In a trial in rural Mississippi, they used a 180-meter broadcast tower owned by American Tower and spectrum that C Spire wasn’t using for commercial purposes at the time. The objective was to verify the coverage advantage as well as to see how SuperCells can co-exist with other macro sites, Tiwari said.

Another test was done in a rural area near Truth or Consequences, New Mexico, where a SuperCell base station was mounted on an 11-meter tower on top of a hill overlooking a valley. The vertical separation between the base station antenna and the user equipment ranged from 150 meters to 335 meters, depending on the location of the user equipment on the test drive route. The test location had a rocky desert topology with minimal foliage, and those tests were conducted using LTE Band 41, or 2.5 GHz, according to the team.

What they found was the SuperCell could facilitate two-way voice and video chat at a range of 38 kilometers. It also produced a downlink throughput of 6 Mbps and 7.8 Mbps and an uplink throughput of 1 Mbps and 1.2 Mpbs to a Samsung S7 device at a range of 40 kilometers.

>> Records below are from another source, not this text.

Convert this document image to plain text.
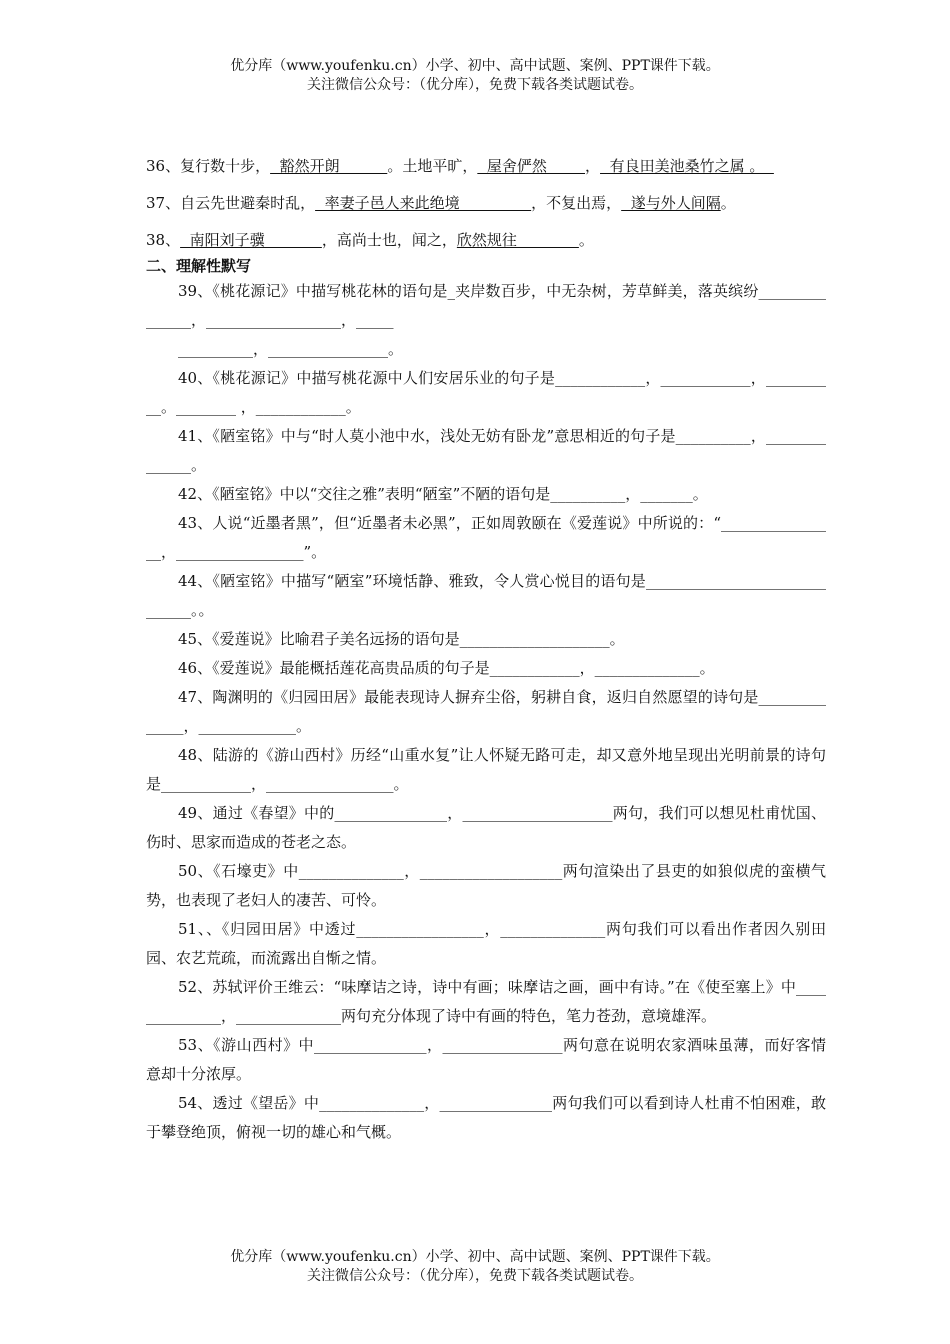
优分库（www.youfenku.cn）小学、初中、高中试题、案例、PPT课件下载。
关注微信公众号：（优分库），免费下载各类试题试卷。
36、复行数十步，  豁然开朗          。土地平旷，  屋舍俨然        ，  有良田美池桑竹之属 。
37、自云先世避秦时乱，  率妻子邑人来此绝境               ，不复出焉，  遂与外人间隔。
38、  南阳刘子骥            ，高尚士也，闻之，欣然规往             。
二、理解性默写
39、《桃花源记》中描写桃花林的语句是_夹岸数百步，中无杂树，芳草鲜美，落英缤纷_______________，__________________，_____
__________，________________。
40、《桃花源记》中描写桃花源中人们安居乐业的句子是____________，____________，__________。________ ，____________。
41、《陋室铭》中与“时人莫小池中水，浅处无妨有卧龙”意思相近的句子是__________，______________。
42、《陋室铭》中以“交往之雅”表明“陋室”不陋的语句是__________，_______。
43、人说“近墨者黑”，但“近墨者未必黑”，正如周敦颐在《爱莲说》中所说的：“________________，_________________”。
44、《陋室铭》中描写“陋室”环境恬静、雅致，令人赏心悦目的语句是______________________________。。
45、《爱莲说》比喻君子美名远扬的语句是____________________。
46、《爱莲说》最能概括莲花高贵品质的句子是____________，______________。
47、陶渊明的《归园田居》最能表现诗人摒弃尘俗，躬耕自食，返归自然愿望的诗句是______________，_____________。
48、陆游的《游山西村》历经“山重水复”让人怀疑无路可走，却又意外地呈现出光明前景的诗句是____________，_________________。
49、通过《春望》中的_______________，____________________两句，我们可以想见杜甫忧国、伤时、思家而造成的苍老之态。
50、《石壕吏》中______________，___________________两句渲染出了县吏的如狼似虎的蛮横气势，也表现了老妇人的凄苦、可怜。
51、、《归园田居》中透过_________________，______________两句我们可以看出作者因久别田园、农艺荒疏，而流露出自惭之情。
52、苏轼评价王维云：“味摩诘之诗，诗中有画；味摩诘之画，画中有诗。”在《使至塞上》中______________，______________两句充分体现了诗中有画的特色，笔力苍劲，意境雄浑。
53、《游山西村》中_______________，________________两句意在说明农家酒味虽薄，而好客情意却十分浓厚。
54、透过《望岳》中______________，_______________两句我们可以看到诗人杜甫不怕困难，敢于攀登绝顶，俯视一切的雄心和气概。
优分库（www.youfenku.cn）小学、初中、高中试题、案例、PPT课件下载。
关注微信公众号：（优分库），免费下载各类试题试卷。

Broadcast towers tend to be higher than traditional cellular towers and there are zoning issues involved. However, based on their conversations with tower companies, the zoning restrictions may not be as strict in rural areas. Regulators also want to see better coverage, so they may be willing to approve higher structures if it means getting better service to underserved regions.

RELATED: AT&T debuts 'Drum Set' antenna at Coachella

There’s no specific radio access network (RAN) technology involved here; it can use the emerging open RAN or traditional RAN from incumbent vendors, Tiwari said. The type of antenna they used is called Luneburg Lens and it’s manufactured by MatSing.

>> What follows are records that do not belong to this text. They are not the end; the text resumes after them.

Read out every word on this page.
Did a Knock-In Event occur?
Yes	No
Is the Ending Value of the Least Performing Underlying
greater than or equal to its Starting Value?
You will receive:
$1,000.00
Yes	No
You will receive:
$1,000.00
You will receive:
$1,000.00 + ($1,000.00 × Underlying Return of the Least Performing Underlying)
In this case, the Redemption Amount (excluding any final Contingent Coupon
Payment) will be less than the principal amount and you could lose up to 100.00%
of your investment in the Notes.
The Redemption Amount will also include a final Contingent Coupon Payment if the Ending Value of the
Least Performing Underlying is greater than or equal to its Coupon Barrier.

Mobile network operators, which traditionally have served these areas, may be interested in SuperCell, but they’re also thinking about non-traditional players, like tower companies that are looking to expand their at Network-as-a-Service offerings. The tower companies could make the investment in infrastructure and lease it to mobile operators.

“I’m hoping that many of the things that we’re doing right now actually benefits service providers and telecom regulators because companies like the tower companies are ready to take some more risk and leverage their capabilities to do these things early,” Rabinovitsj said.

They declined to talk about specific mobile operators, but T-Mobile and Dish Network have well-known buildout obligations that were tied to T-Mobile’s merger with Sprint. Plus, the need for connectivity all over the world is accelerating.

Not the only solution

Facebook Connectivity often talks about how they’re not looking for a silver bullet solution when it comes to getting connectivity to rural or under-served areas of the world. They’re not saying SuperCell is the one and only solution for reaching unserved areas.

In a summary of some of the pros and cons of various solutions, several “cons” are listed for SuperCell. For example, if it’s going to be used, the site has to be well planned; moving the site after construction is not possible. In addition, it’s potentially a single point of failure for a large region, and there’s high power consumption, (although the opex is simpler due to a single site versus multiple sites.)